On Saturday 17 May 2008 07:32, Johan Torp wrote:
> Frank Mori Hess wrote:
> > future<void> future_barrier(const future<void> &a1, const
> > future<void>& a2, ... , const future<void> &aN);
> >
> > future<void> future_switch(const future<void> &a1, const future<void>&
> > a2, ... , const future<void> &aN);
> >
> > A naive implementation would probably be pretty inefficient when
> > evaluating a
> > future that has been produced after passing through many
> > future_barrier/future_switch calls. But I imagine some optimizations
> > could
> > be found under the hood in the implementation to avoid unnecessarily
> > long chains of futures depending on each other.
> This would be nice and could potentially solve the inefficiency problem.
> You are allowed to wait for any node in a tree.

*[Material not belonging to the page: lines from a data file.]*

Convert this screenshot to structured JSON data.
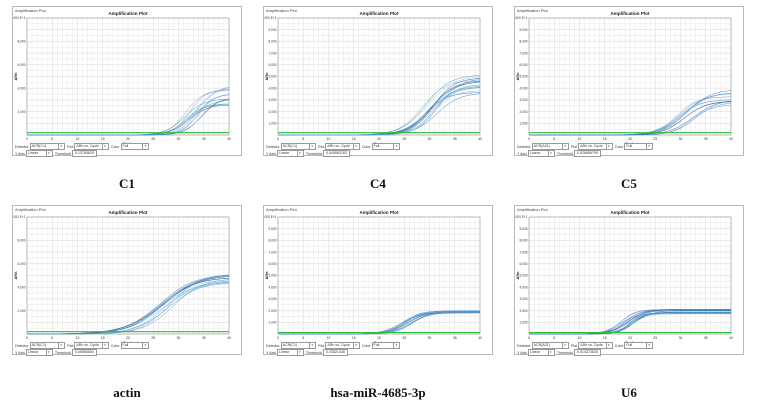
{
  "window_title": "Amplification Plot",
  "controls": {
    "detector_label": "Detector",
    "plot_label": "Plot",
    "plot_value": "ΔRn vs. Cycle",
    "color_label": "Color",
    "color_value": "Full",
    "yaxis_label": "Y Axis",
    "yaxis_value": "Linear",
    "threshold_label": "Threshold"
  },
  "colors": {
    "curve_blue": "#2a6fb8",
    "curve_light": "#7fb6e0",
    "curve_dark": "#1d3f7a",
    "threshold": "#2dbd3a",
    "grid": "#d3d3d3"
  },
  "chart_data": [
    {
      "type": "line",
      "title": "Amplification Plot",
      "caption": "C1",
      "xlabel": "Cycle",
      "ylabel": "ΔRn",
      "detector": "ACR(C1)",
      "threshold": "0.13765829",
      "xlim": [
        0,
        40
      ],
      "ylim": [
        0,
        10000
      ],
      "xticks": [
        "0",
        "5",
        "10",
        "15",
        "20",
        "25",
        "30",
        "35",
        "40"
      ],
      "yticks": [
        "2,000",
        "4,000",
        "6,000",
        "8,000",
        "1.000 E+1"
      ],
      "curve_model": {
        "count": 14,
        "ct_min": 29,
        "ct_max": 33,
        "plateau_min": 2500,
        "plateau_max": 4300,
        "slope": 0.55
      },
      "threshold_level": 200
    },
    {
      "type": "line",
      "title": "Amplification Plot",
      "caption": "C4",
      "xlabel": "Cycle",
      "ylabel": "ΔRn",
      "detector": "ACR(C1)",
      "threshold": "0.045083763",
      "xlim": [
        0,
        40
      ],
      "ylim": [
        0,
        10000
      ],
      "xticks": [
        "0",
        "5",
        "10",
        "15",
        "20",
        "25",
        "30",
        "35",
        "40"
      ],
      "yticks": [
        "1,000",
        "2,000",
        "3,000",
        "4,000",
        "5,000",
        "6,000",
        "7,000",
        "8,000",
        "9,000",
        "1.000 E+1"
      ],
      "curve_model": {
        "count": 16,
        "ct_min": 26,
        "ct_max": 30,
        "plateau_min": 3600,
        "plateau_max": 5200,
        "slope": 0.45
      },
      "threshold_level": 200
    },
    {
      "type": "line",
      "title": "Amplification Plot",
      "caption": "C5",
      "xlabel": "Cycle",
      "ylabel": "ΔRn",
      "detector": "ACR(A21)",
      "threshold": "0.028656799",
      "xlim": [
        0,
        40
      ],
      "ylim": [
        0,
        10000
      ],
      "xticks": [
        "0",
        "5",
        "10",
        "15",
        "20",
        "25",
        "30",
        "35",
        "40"
      ],
      "yticks": [
        "1,000",
        "2,000",
        "3,000",
        "4,000",
        "5,000",
        "6,000",
        "7,000",
        "8,000",
        "9,000",
        "1.000 E+1"
      ],
      "curve_model": {
        "count": 12,
        "ct_min": 27,
        "ct_max": 31,
        "plateau_min": 2600,
        "plateau_max": 4000,
        "slope": 0.45
      },
      "threshold_level": 200
    },
    {
      "type": "line",
      "title": "Amplification Plot",
      "caption": "actin",
      "xlabel": "Cycle",
      "ylabel": "ΔRn",
      "detector": "ACR(C1)",
      "threshold": "0.09856554",
      "xlim": [
        0,
        40
      ],
      "ylim": [
        0,
        10000
      ],
      "xticks": [
        "0",
        "5",
        "10",
        "15",
        "20",
        "25",
        "30",
        "35",
        "40"
      ],
      "yticks": [
        "2,000",
        "4,000",
        "6,000",
        "8,000",
        "1.000 E+1"
      ],
      "curve_model": {
        "count": 14,
        "ct_min": 24,
        "ct_max": 27,
        "plateau_min": 4300,
        "plateau_max": 5200,
        "slope": 0.3
      },
      "threshold_level": 200
    },
    {
      "type": "line",
      "title": "Amplification Plot",
      "caption": "hsa-miR-4685-3p",
      "xlabel": "Cycle",
      "ylabel": "ΔRn",
      "detector": "ACR(C1)",
      "threshold": "0.03621448",
      "xlim": [
        0,
        40
      ],
      "ylim": [
        0,
        10000
      ],
      "xticks": [
        "0",
        "5",
        "10",
        "15",
        "20",
        "25",
        "30",
        "35",
        "40"
      ],
      "yticks": [
        "1,000",
        "2,000",
        "3,000",
        "4,000",
        "5,000",
        "6,000",
        "7,000",
        "8,000",
        "9,000",
        "1.000 E+1"
      ],
      "curve_model": {
        "count": 14,
        "ct_min": 22.5,
        "ct_max": 24.5,
        "plateau_min": 1800,
        "plateau_max": 2000,
        "slope": 0.6
      },
      "threshold_level": 120
    },
    {
      "type": "line",
      "title": "Amplification Plot",
      "caption": "U6",
      "xlabel": "Cycle",
      "ylabel": "ΔRn",
      "detector": "ACR(A21)",
      "threshold": "0.014373635",
      "xlim": [
        0,
        40
      ],
      "ylim": [
        0,
        10000
      ],
      "xticks": [
        "0",
        "5",
        "10",
        "15",
        "20",
        "25",
        "30",
        "35",
        "40"
      ],
      "yticks": [
        "1,000",
        "2,000",
        "3,000",
        "4,000",
        "5,000",
        "6,000",
        "7,000",
        "8,000",
        "9,000",
        "1.000 E+1"
      ],
      "curve_model": {
        "count": 18,
        "ct_min": 16,
        "ct_max": 19,
        "plateau_min": 1700,
        "plateau_max": 2100,
        "slope": 0.65
      },
      "threshold_level": 120
    }
  ]
}
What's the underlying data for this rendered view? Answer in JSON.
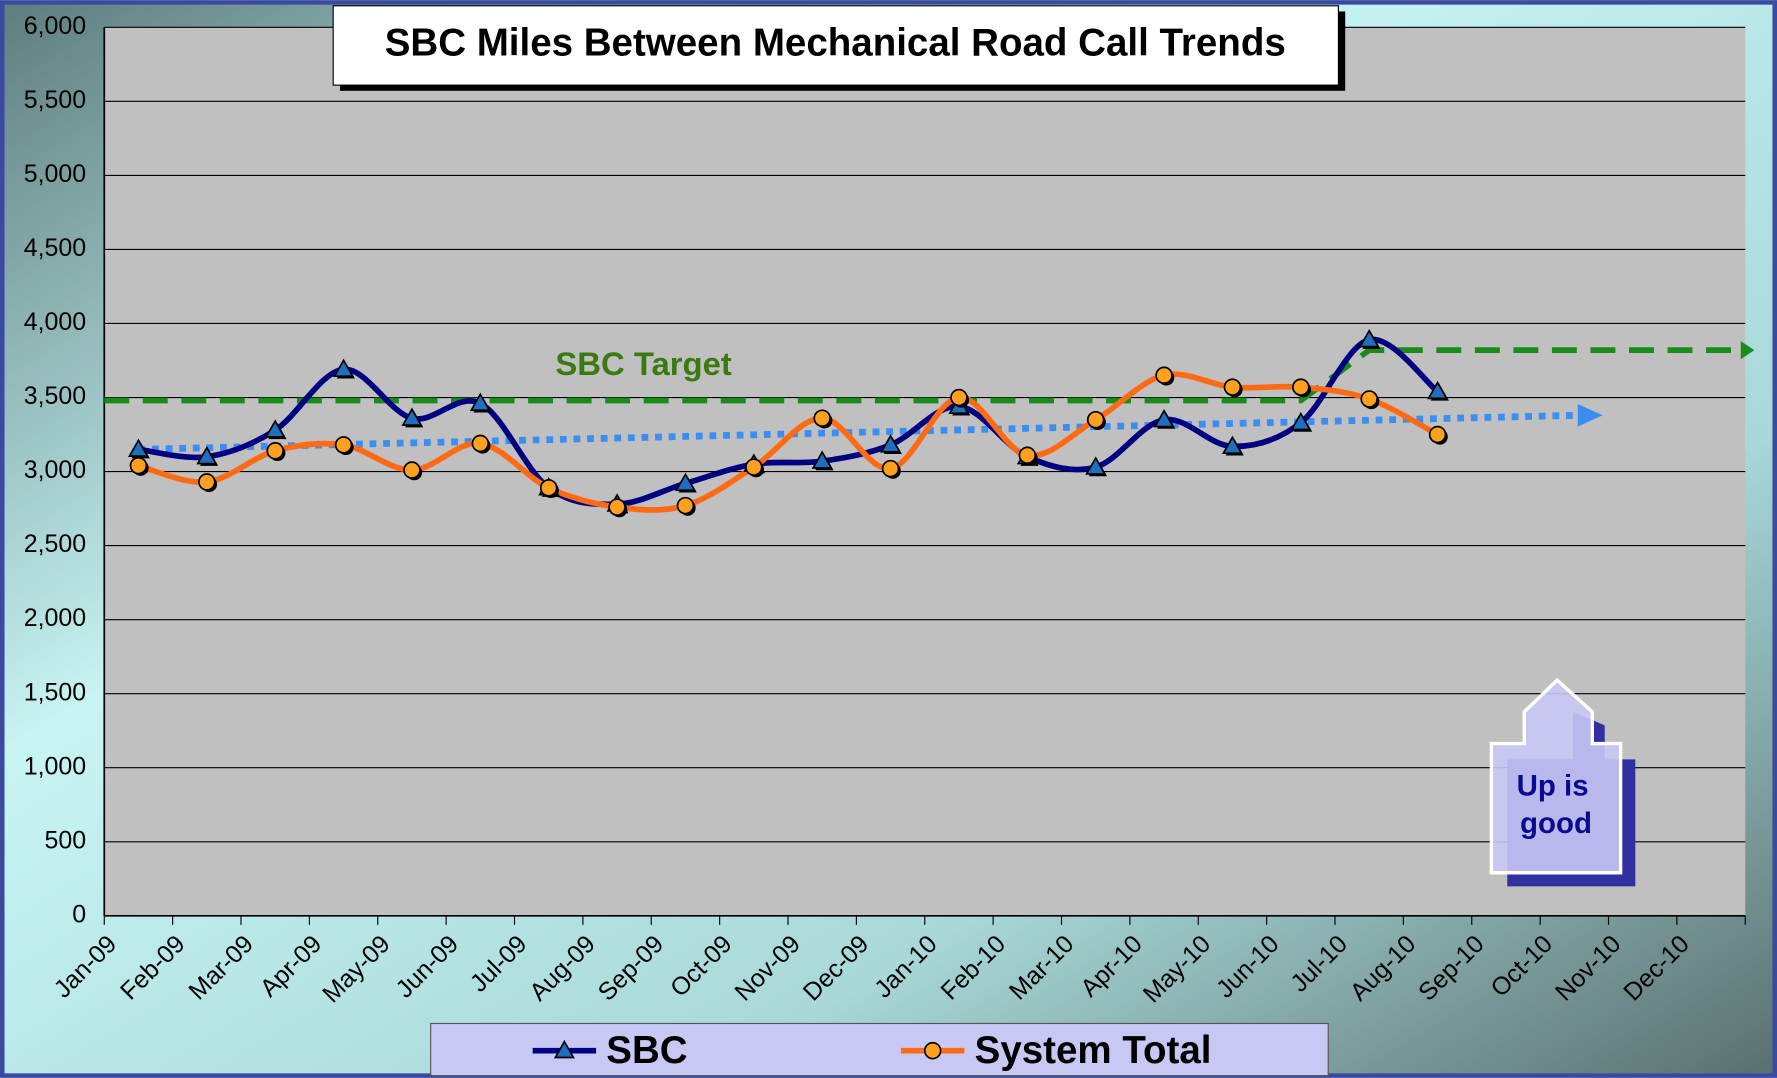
{
  "chart_data": {
    "type": "line",
    "title": "SBC Miles Between Mechanical Road Call Trends",
    "categories": [
      "Jan-09",
      "Feb-09",
      "Mar-09",
      "Apr-09",
      "May-09",
      "Jun-09",
      "Jul-09",
      "Aug-09",
      "Sep-09",
      "Oct-09",
      "Nov-09",
      "Dec-09",
      "Jan-10",
      "Feb-10",
      "Mar-10",
      "Apr-10",
      "May-10",
      "Jun-10",
      "Jul-10",
      "Aug-10",
      "Sep-10",
      "Oct-10",
      "Nov-10",
      "Dec-10"
    ],
    "series": [
      {
        "name": "SBC",
        "color": "#000080",
        "marker": "triangle",
        "marker_color": "#1f6fc0",
        "values": [
          3150,
          3100,
          3280,
          3690,
          3360,
          3460,
          2890,
          2780,
          2920,
          3050,
          3070,
          3180,
          3440,
          3100,
          3030,
          3350,
          3170,
          3330,
          3890,
          3540,
          null,
          null,
          null,
          null
        ]
      },
      {
        "name": "System Total",
        "color": "#ff6a13",
        "marker": "circle",
        "marker_color": "#ffa020",
        "values": [
          3040,
          2930,
          3140,
          3180,
          3010,
          3190,
          2890,
          2760,
          2770,
          3030,
          3360,
          3020,
          3500,
          3110,
          3350,
          3650,
          3570,
          3570,
          3490,
          3250,
          null,
          null,
          null,
          null
        ]
      }
    ],
    "target": {
      "label": "SBC Target",
      "color": "#1a8a1a",
      "values": [
        3480,
        3480,
        3480,
        3480,
        3480,
        3480,
        3480,
        3480,
        3480,
        3480,
        3480,
        3480,
        3480,
        3480,
        3480,
        3480,
        3480,
        3480,
        3820,
        3820,
        3820,
        3820,
        3820,
        3820
      ]
    },
    "trend": {
      "color": "#3b8ef0",
      "start": 3150,
      "end": 3380
    },
    "annotation": [
      "Up is",
      "good"
    ],
    "ylim": [
      0,
      6000
    ],
    "yticks": [
      0,
      500,
      {
        "value": 1000,
        "label": "1,000"
      },
      {
        "value": 1500,
        "label": "1,500"
      },
      {
        "value": 2000,
        "label": "2,000"
      },
      {
        "value": 2500,
        "label": "2,500"
      },
      {
        "value": 3000,
        "label": "3,000"
      },
      {
        "value": 3500,
        "label": "3,500"
      },
      {
        "value": 4000,
        "label": "4,000"
      },
      {
        "value": 4500,
        "label": "4,500"
      },
      {
        "value": 5000,
        "label": "5,000"
      },
      {
        "value": 5500,
        "label": "5,500"
      },
      {
        "value": 6000,
        "label": "6,000"
      }
    ],
    "grid": true
  }
}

The main difficulty is
> figuring out which nodes only exists in the tree and which who are
> visible to the outside world. The nodes who only exist in the tree can
> be re-arranged into a compact tree. Maybe we can use unique_future to
> guarantee this. I.e. the combination functions always return
> unique_futures and if we get these as in-parameters, we can safely
> re-arrenge the tree.

Returning a unique_future seems okay. To get around an exponential blowup
in number of overloads when overloading each parameter for
shared_future/unique_future you'd need some kind of implicitly convertible
wrapper class. You could have future_barrier/future_switch accept and
return a wrapper like the comb<T> from Braddock's library. The comb<T>
could keep carry any state information which is needed to optimize the

Another solution would be to just provide another overload that accepts
iterators to a user-supplied container of future<void>s.